Neuroprotective effects of compounds interacting with carrier-mediated amantadine transport across the blood–retinal barrier in rats

• Published in: Journal of pharmacological sciences Vol. 157; no. 4; pp. 212 - 218
• Main Authors: Shinozaki, Yusuke, Akanuma, Shin-ichi, Tega, Yuma, Hosoya, Ken-ichi
• Format: Journal Article
• Language: English
• Published: Japan Elsevier B.V 01.04.2025
• Subjects: Adamantane - analogs & derivatives; Adamantane - pharmacology; Amantadine; Amantadine - administration & dosage; Amantadine - analogs & derivatives; Amantadine - metabolism; Amantadine - pharmacokinetics; Amantadine - pharmacology; Animals; Biological Transport - drug effects; Blood-Retinal Barrier - metabolism; Blood–retinal barrier; Cells, Cultured; Drug delivery; Male; Neurons - drug effects; Neurons - metabolism; Neuroprotection; Neuroprotective Agents - metabolism; Neuroprotective Agents - pharmacology; Rats; Rats, Sprague-Dawley; Retina - metabolism; Retinal disease; Retinal Diseases - drug therapy; Neuroprotection; Amantadine; Drug delivery; Blood–retinal barrier; Retinal disease
• ISSN: 1347-8613; 1347-8648; 1347-8648
• DOI: 10.1016/j.jphs.2025.02.002

Retinal drug delivery via peripheral administration enhances the safety and efficacy of retinal pharmacotherapy.
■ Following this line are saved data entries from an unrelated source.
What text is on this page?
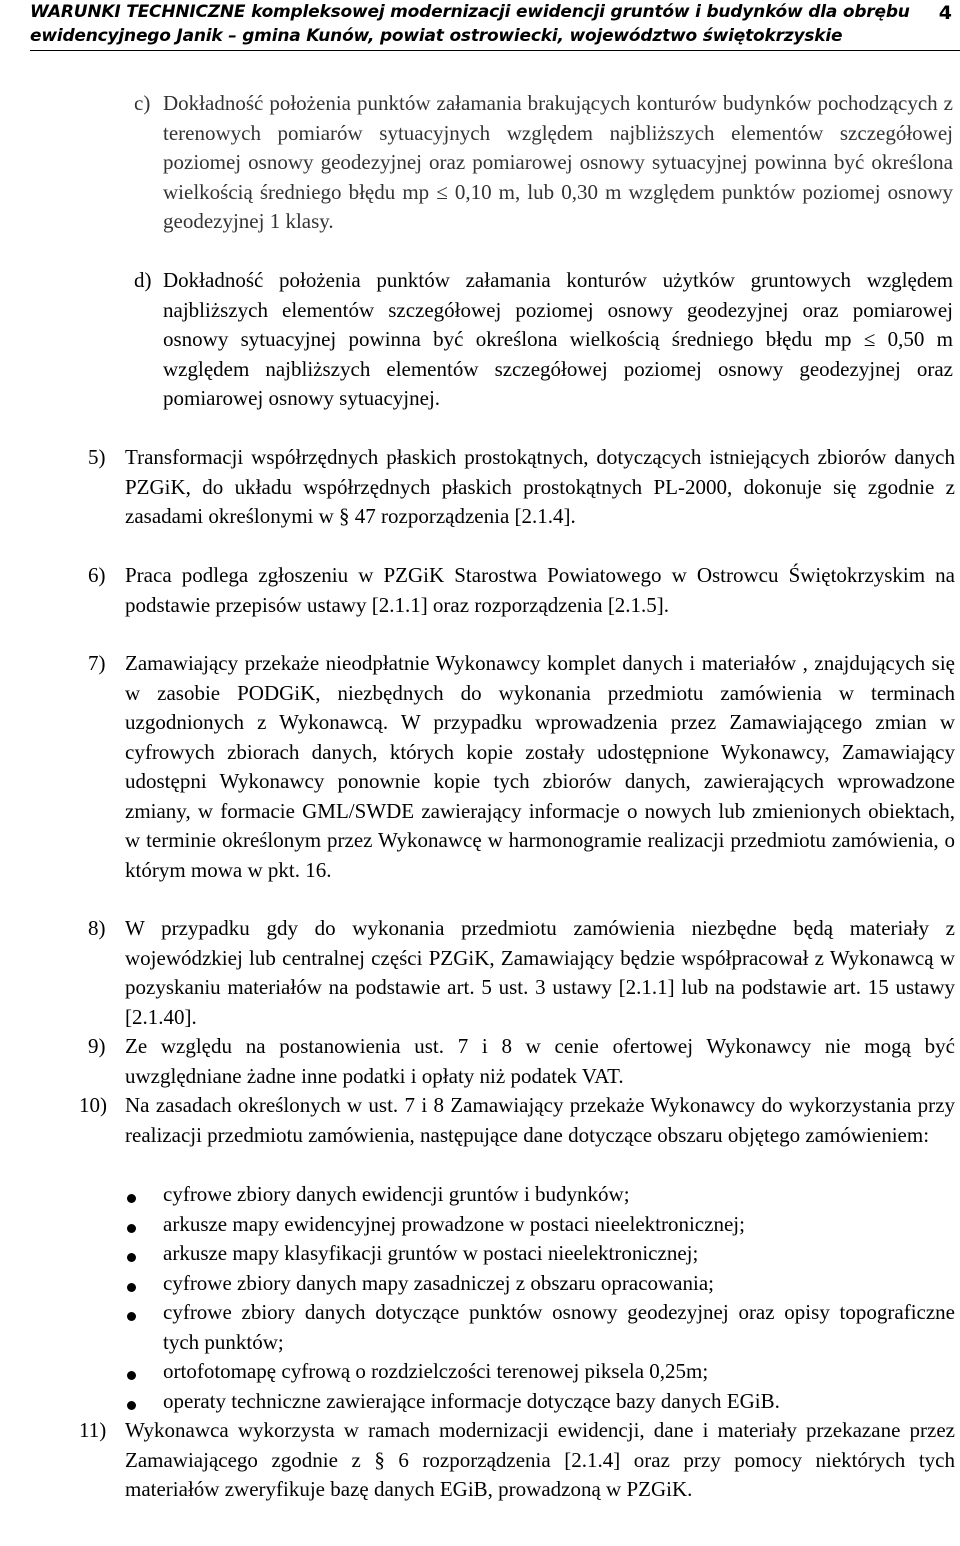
WARUNKI TECHNICZNE kompleksowej modernizacji ewidencji gruntów i budynków dla obrębu
ewidencyjnego Janik – gmina Kunów, powiat ostrowiecki, województwo świętokrzyskie
4
c) Dokładność położenia punktów załamania brakujących konturów budynków pochodzących z terenowych pomiarów sytuacyjnych względem najbliższych elementów szczegółowej poziomej osnowy geodezyjnej oraz pomiarowej osnowy sytuacyjnej powinna być określona wielkością średniego błędu mp ≤ 0,10 m, lub 0,30 m względem punktów poziomej osnowy geodezyjnej 1 klasy.
d) Dokładność położenia punktów załamania konturów użytków gruntowych względem najbliższych elementów szczegółowej poziomej osnowy geodezyjnej oraz pomiarowej osnowy sytuacyjnej powinna być określona wielkością średniego błędu mp ≤ 0,50 m względem najbliższych elementów szczegółowej poziomej osnowy geodezyjnej oraz pomiarowej osnowy sytuacyjnej.
5) Transformacji współrzędnych płaskich prostokątnych, dotyczących istniejących zbiorów danych PZGiK, do układu współrzędnych płaskich prostokątnych PL-2000, dokonuje się zgodnie z zasadami określonymi w § 47 rozporządzenia [2.1.4].
6) Praca podlega zgłoszeniu w PZGiK Starostwa Powiatowego w Ostrowcu Świętokrzyskim na podstawie przepisów ustawy [2.1.1] oraz rozporządzenia [2.1.5].
7) Zamawiający przekaże nieodpłatnie Wykonawcy komplet danych i materiałów , znajdujących się w zasobie PODGiK, niezbędnych do wykonania przedmiotu zamówienia w terminach uzgodnionych z Wykonawcą. W przypadku wprowadzenia przez Zamawiającego zmian w cyfrowych zbiorach danych, których kopie zostały udostępnione Wykonawcy, Zamawiający udostępni Wykonawcy ponownie kopie tych zbiorów danych, zawierających wprowadzone zmiany, w formacie GML/SWDE zawierający informacje o nowych lub zmienionych obiektach, w terminie określonym przez Wykonawcę w harmonogramie realizacji przedmiotu zamówienia, o którym mowa w pkt. 16.
8) W przypadku gdy do wykonania przedmiotu zamówienia niezbędne będą materiały z wojewódzkiej lub centralnej części PZGiK, Zamawiający będzie współpracował z Wykonawcą w pozyskaniu materiałów na podstawie art. 5 ust. 3 ustawy [2.1.1] lub na podstawie art. 15 ustawy [2.1.40].
9) Ze względu na postanowienia ust. 7 i 8 w cenie ofertowej Wykonawcy nie mogą być uwzględniane żadne inne podatki i opłaty niż podatek VAT.
10) Na zasadach określonych w ust. 7 i 8 Zamawiający przekaże Wykonawcy do wykorzystania przy realizacji przedmiotu zamówienia, następujące dane dotyczące obszaru objętego zamówieniem:
cyfrowe zbiory danych ewidencji gruntów i budynków;
arkusze mapy ewidencyjnej prowadzone w postaci nieelektronicznej;
arkusze mapy klasyfikacji gruntów w postaci nieelektronicznej;
cyfrowe zbiory danych mapy zasadniczej z obszaru opracowania;
cyfrowe zbiory danych dotyczące punktów osnowy geodezyjnej oraz opisy topograficzne tych punktów;
ortofotomapę cyfrową o rozdzielczości terenowej piksela 0,25m;
operaty techniczne zawierające informacje dotyczące bazy danych EGiB.
11) Wykonawca wykorzysta w ramach modernizacji ewidencji, dane i materiały przekazane przez Zamawiającego zgodnie z § 6 rozporządzenia [2.1.4] oraz przy pomocy niektórych tych materiałów zweryfikuje bazę danych EGiB, prowadzoną w PZGiK.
As retinal drug distribution from the circulating blood is limited by the blood–retinal barrier (BRB), BRB-permeable retinal drugs with potent pharmacological effects are needed for peripheral administration. Our previous research indicated carrier-mediated retinal transport of amantadine, which has neuroprotective effects by inhibiting N-methyl-d-aspartate receptors, across the BRB. As several amantadine derivatives are also suggestive to strongly interact with the carrier-mediated amantadine transport at the BRB, these compounds are proposed as candidates for the treatment of retinal diseases after peripheral administration. To find the appropriate retinal drug candidate, neuroprotective effects of compounds interacting with carrier-mediated amantadine transport across the BRB were firstly evaluated using primary-cultured rat cortical neurons. As a result, N'-(1-adamantyl)ethane-1,2-diamine (test compound) exerted the most potent neuroprotective effects. In addition, this test compound indicated neuroprotective effects against retinal damage after intraperitoneal administration in retinal damage rats. Our findings suggest the test compound, which interacts with carrier-mediated amantadine transport across the BRB and protected neurons from excitotoxicity in vitro, is a key agent to develop the pharmacotherapy with peripheral administration of medicines for retinal diseases.